Home Sweet Home est un petit film bien ambitieux. Une jeune femme, Claire, va se reposer chez son père, Albert. La mère de Claire, Suzanne, est morte, et son père vit depuis trente ans avec Gédéon. Il se trouve que c’est Gédéon qui a présenté Suzanne à Albert, qui se sont mariés et ont donc eu une petite fille. Mais avant ce mariage, Gédéon et Suzanne étaient ensemble. Une chronique familiale, dont l’identité risque d’être remise en cause.
Le secret de famille est un lieu commun du cinéma. On en a eu l’exemple récemment avec
Un Conte De Noël d’Arnaud Desplechin.
Home sweet home semble s’aventurer sur le même terrain, mais avec une vocation comique.
On apprend alors qu’un homme du village faisait chanter Gédéon, se doutant que, dans cette famille, il y avait quelque chose de bizarre. Le maître chanteur est retrouvé mort, mais un autre individu décide de reprendre le flambeau, en accusant en plus Gédéon d’être le meurtrier ! Débarque alors un inspecteur de la crim’ chargé de résoudre l’enquête. Film policier alors ?
Mais le policier en question est, quant à lui, très intéressé par Claire (la fille d’on ne sait trop qui), mais, manque de bol, s’il est très bon flic, il est par contre un dragueur minable. Comédie romantique ?
Problème : comment réaliser un film policier assorti d’une comédie romantique assortie d’une chronique familiale ? L’exercice est complexe et périlleux. Malgré toute sa bonne volonté, il manque encore un peu d’expérience à
Didier Le Pêcheur pour se lancer dans un film aussi riche. Et paradoxalement assez pauvre.
À vouloir aborder tous les genres, le réalisateur se retrouve vite dépassé par son sujet, et ne fait qu’esquisser chacune des différentes histoires. Il essaye malgré tout de différencier les thèmes, mais, soit il n’y arrive pas, soit il le fait avec des moyens qui manquent de subtilité. Venant de l’univers du clip, il se permet des mouvements de caméra « audacieux » (que l’on verrait plutôt dans un
Matrix ou dans un
Wanted). Mais il n’y a ici ni musique ni action pure pour rythmer l’histoire, et ces mouvements ne font qu’encombrer et alourdir un film qui a déjà du mal à se lancer et à se définir.
Les acteurs se retrouvent alors perdus dans un scénario qui ne leur indique pas clairement dans quel genre se situer.

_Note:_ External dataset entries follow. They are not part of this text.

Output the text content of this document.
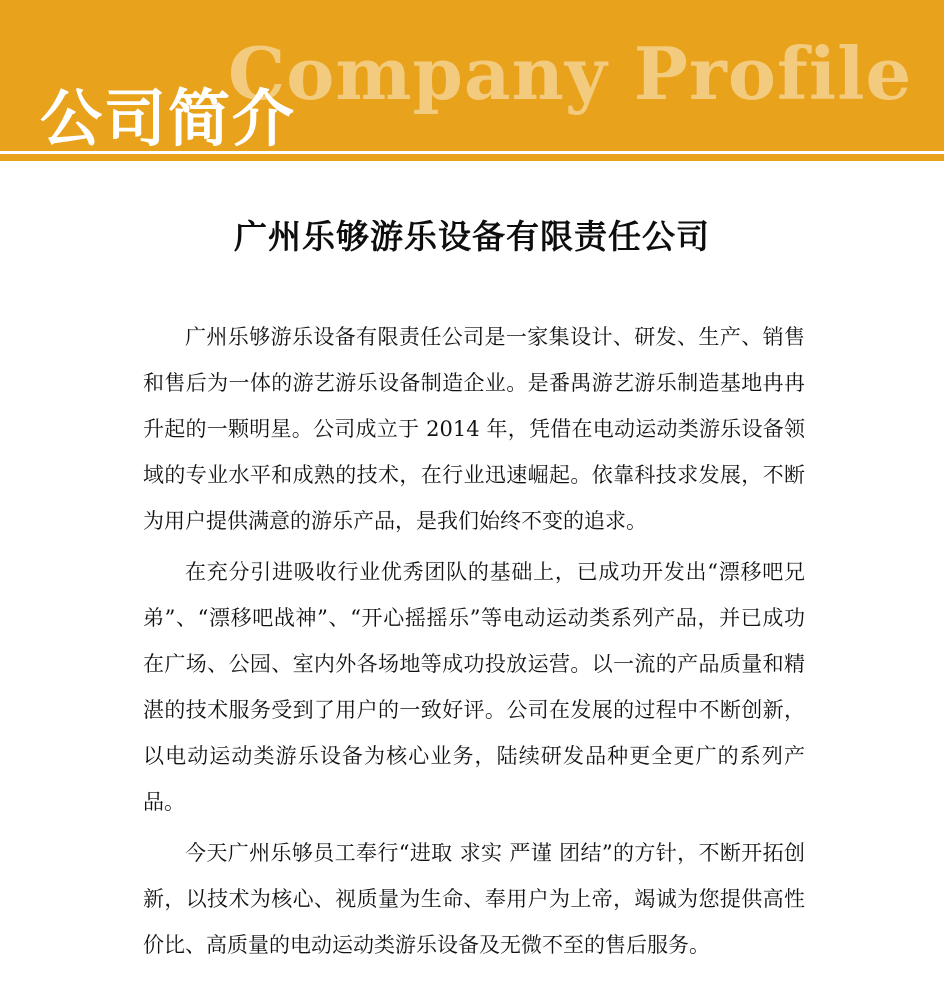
Company Profile
公司简介
广州乐够游乐设备有限责任公司

广州乐够游乐设备有限责任公司是一家集设计、研发、生产、销售和售后为一体的游艺游乐设备制造企业。是番禺游艺游乐制造基地冉冉升起的一颗明星。公司成立于 2014 年，凭借在电动运动类游乐设备领域的专业水平和成熟的技术，在行业迅速崛起。依靠科技求发展，不断为用户提供满意的游乐产品，是我们始终不变的追求。

在充分引进吸收行业优秀团队的基础上，已成功开发出“漂移吧兄弟”、“漂移吧战神”、“开心摇摇乐”等电动运动类系列产品，并已成功在广场、公园、室内外各场地等成功投放运营。以一流的产品质量和精湛的技术服务受到了用户的一致好评。公司在发展的过程中不断创新，以电动运动类游乐设备为核心业务，陆续研发品种更全更广的系列产品。

今天广州乐够员工奉行“进取 求实 严谨 团结”的方针，不断开拓创新，以技术为核心、视质量为生命、奉用户为上帝，竭诚为您提供高性价比、高质量的电动运动类游乐设备及无微不至的售后服务。
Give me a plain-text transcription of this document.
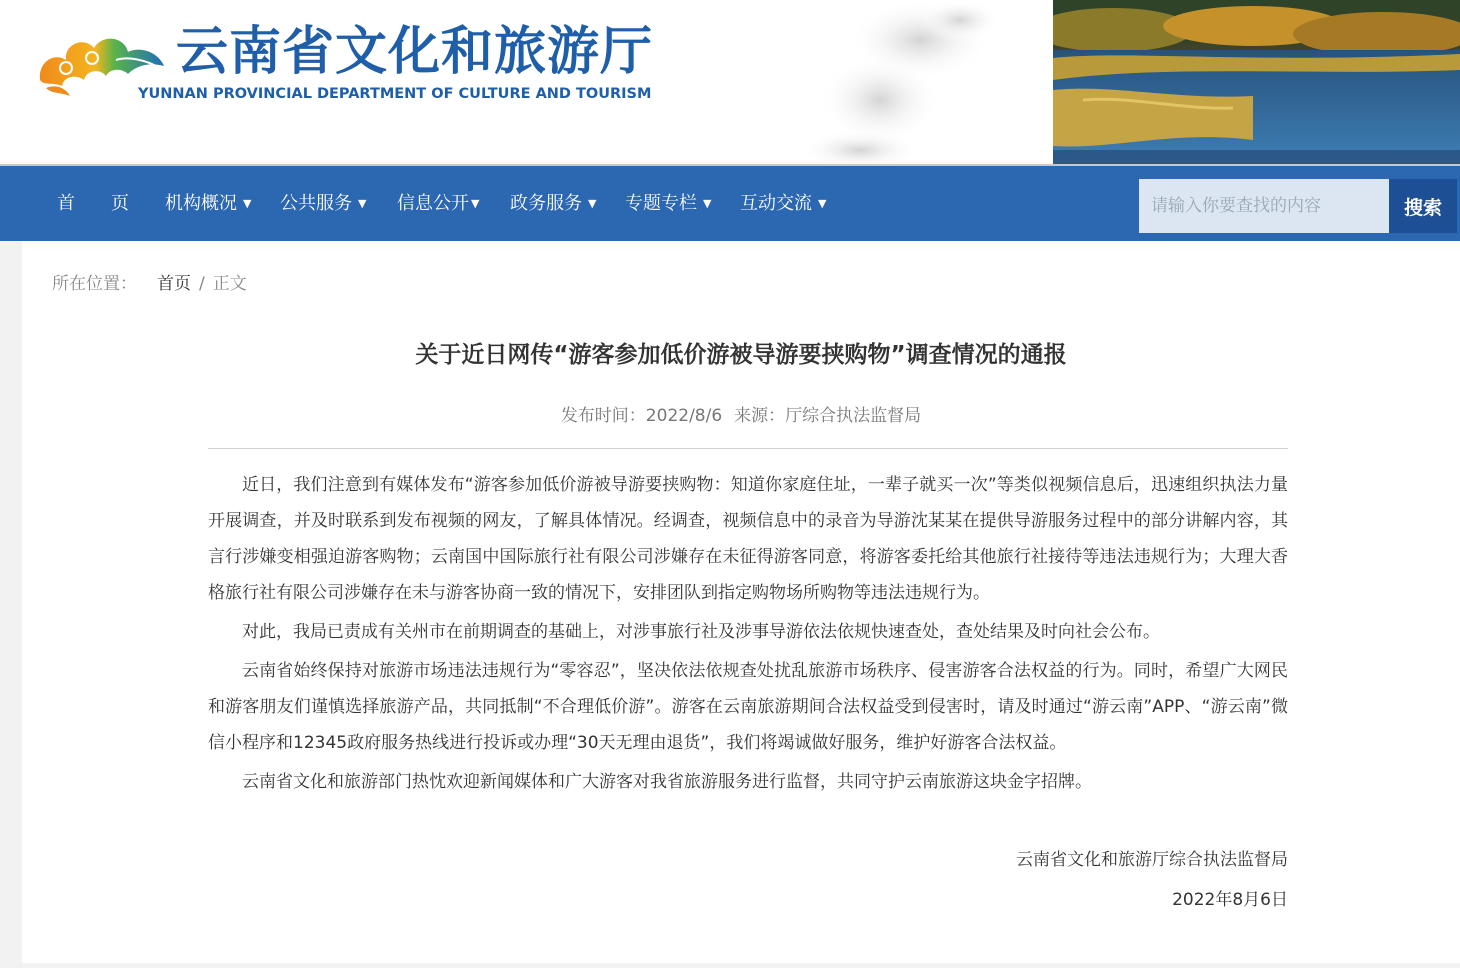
云南省文化和旅游厅
YUNNAN PROVINCIAL DEPARTMENT OF CULTURE AND TOURISM
首　　页 机构概况 ▼ 公共服务 ▼ 信息公开 ▼ 政务服务 ▼ 专题专栏 ▼ 互动交流 ▼
请输入你要查找的内容	搜索
所在位置： 首页 / 正文
关于近日网传“游客参加低价游被导游要挟购物”调查情况的通报
发布时间：2022/8/6 来源：厅综合执法监督局

近日，我们注意到有媒体发布“游客参加低价游被导游要挟购物：知道你家庭住址，一辈子就买一次”等类似视频信息后，迅速组织执法力量开展调查，并及时联系到发布视频的网友，了解具体情况。经调查，视频信息中的录音为导游沈某某在提供导游服务过程中的部分讲解内容，其言行涉嫌变相强迫游客购物；云南国中国际旅行社有限公司涉嫌存在未征得游客同意，将游客委托给其他旅行社接待等违法违规行为；大理大香格旅行社有限公司涉嫌存在未与游客协商一致的情况下，安排团队到指定购物场所购物等违法违规行为。

对此，我局已责成有关州市在前期调查的基础上，对涉事旅行社及涉事导游依法依规快速查处，查处结果及时向社会公布。

云南省始终保持对旅游市场违法违规行为“零容忍”，坚决依法依规查处扰乱旅游市场秩序、侵害游客合法权益的行为。同时，希望广大网民和游客朋友们谨慎选择旅游产品，共同抵制“不合理低价游”。游客在云南旅游期间合法权益受到侵害时，请及时通过“游云南”APP、“游云南”微信小程序和12345政府服务热线进行投诉或办理“30天无理由退货”，我们将竭诚做好服务，维护好游客合法权益。

云南省文化和旅游部门热忱欢迎新闻媒体和广大游客对我省旅游服务进行监督，共同守护云南旅游这块金字招牌。

云南省文化和旅游厅综合执法监督局
2022年8月6日
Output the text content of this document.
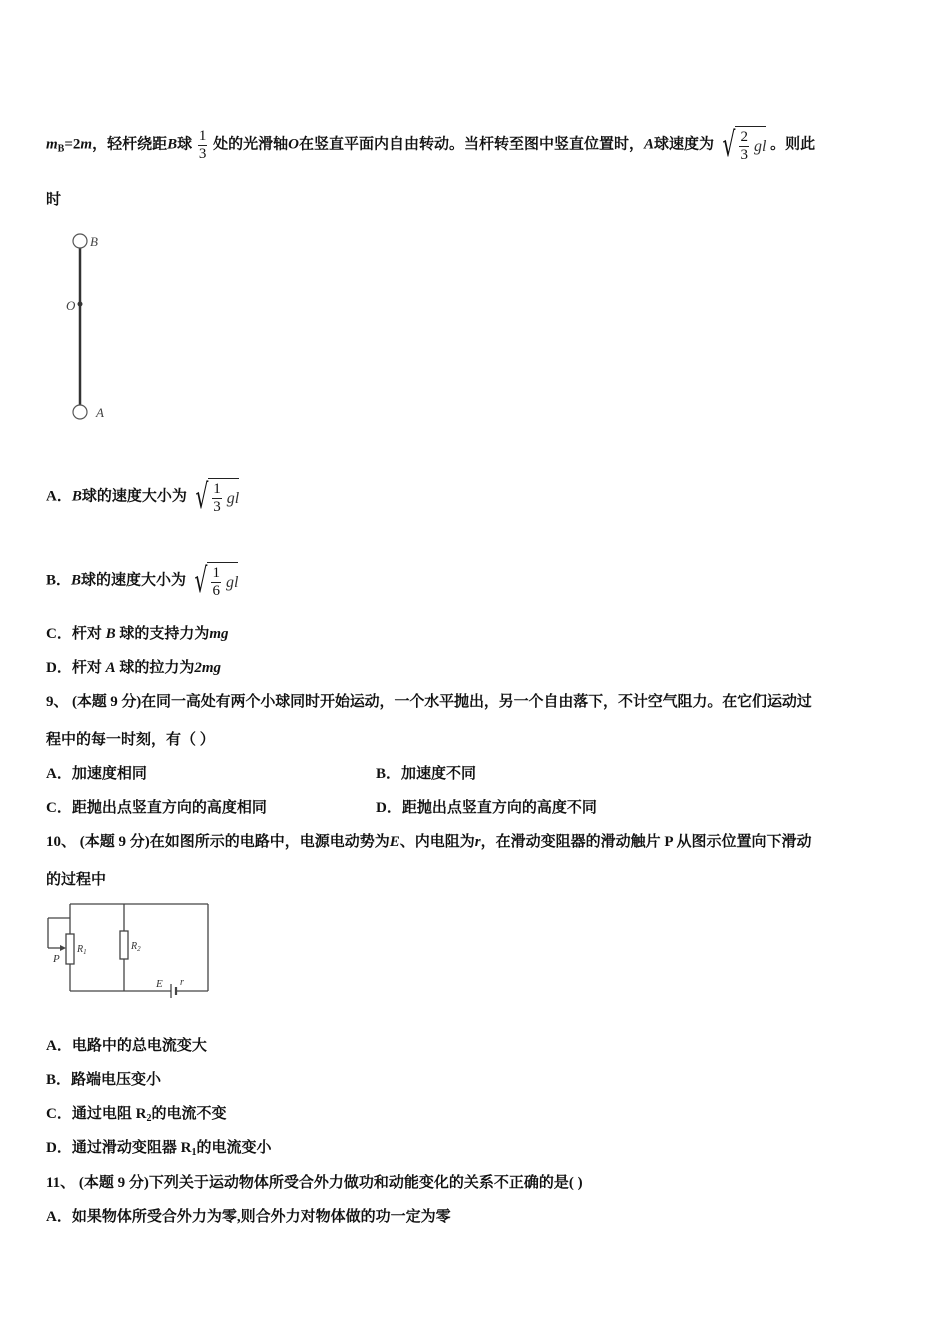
$m_B=2m$，轻杆绕距B球 $\frac{1}{3}$ 处的光滑轴O在竖直平面内自由转动。当杆转至图中竖直位置时，A球速度为 √ $\frac{2}{3}$ gl 。则此
时
B
O
A
A．B球的速度大小为 √ $\frac{1}{3}$ gl
B．B球的速度大小为 √ $\frac{1}{6}$ gl
C．杆对 B 球的支持力为mg
D．杆对 A 球的拉力为2mg
9、 (本题 9 分)在同一高处有两个小球同时开始运动，一个水平抛出，另一个自由落下，不计空气阻力。在它们运动过
程中的每一时刻，有（ ）
A．加速度相同	B．加速度不同
C．距抛出点竖直方向的高度相同	D．距抛出点竖直方向的高度不同
10、 (本题 9 分)在如图所示的电路中，电源电动势为E、内电阻为r，在滑动变阻器的滑动触片 P 从图示位置向下滑动
的过程中
P
$R_1$	$R_2$
E r
A．电路中的总电流变大
B．路端电压变小
C．通过电阻 $R_2$的电流不变
D．通过滑动变阻器 $R_1$的电流变小
11、 (本题 9 分)下列关于运动物体所受合外力做功和动能变化的关系不正确的是( )
A．如果物体所受合外力为零,则合外力对物体做的功一定为零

Judith Godrèche manque vraiment de conviction. Le couple
Daniel Prévost -
Patrick Chesnais fonctionne plutôt bien, mais passe trop peu de temps ensemble pour que l’on arrive à se faire une idée de leur relation exacte (vrais amis, ou amis-ennemis ou vieux couple ?).
Alexandre Astier (
Kaamelott) a la dure tâche de passer en une seconde du rôle de flic sérieux à celui de dragueur pathétique et n’y arrive pas toujours. Ses répliques tombent parfois à l’eau ou nous font simplement sourire, à défaut de rire.
Reste cependant d’excellents seconds rôles, tous clairement définis dans le registre de la comédie. Qu’il s’agisse de Raphaël Langlet dans le rôle d’un flic passablement idiot, mais qui l’ignore, causant malgré lui certaines catastrophes, ou de
Gabriele Valensi en employée de banque sans grande intelligence, mais qui l’ignore aussi. Ces seconds rôles, bien exploités, permettent au film de reprendre du souffle et de faire franchement rire. On signalera aussi la scène (alcoolisée) entre Patrick Chesnay et
Lorant Deutsch, purement comique aussi, et terriblement efficace.
Dommage que ce film, qui reste sympathique, n’ait pas choisi le registre de la comédie du début à la fin. Il avait pourtant de bonnes bases.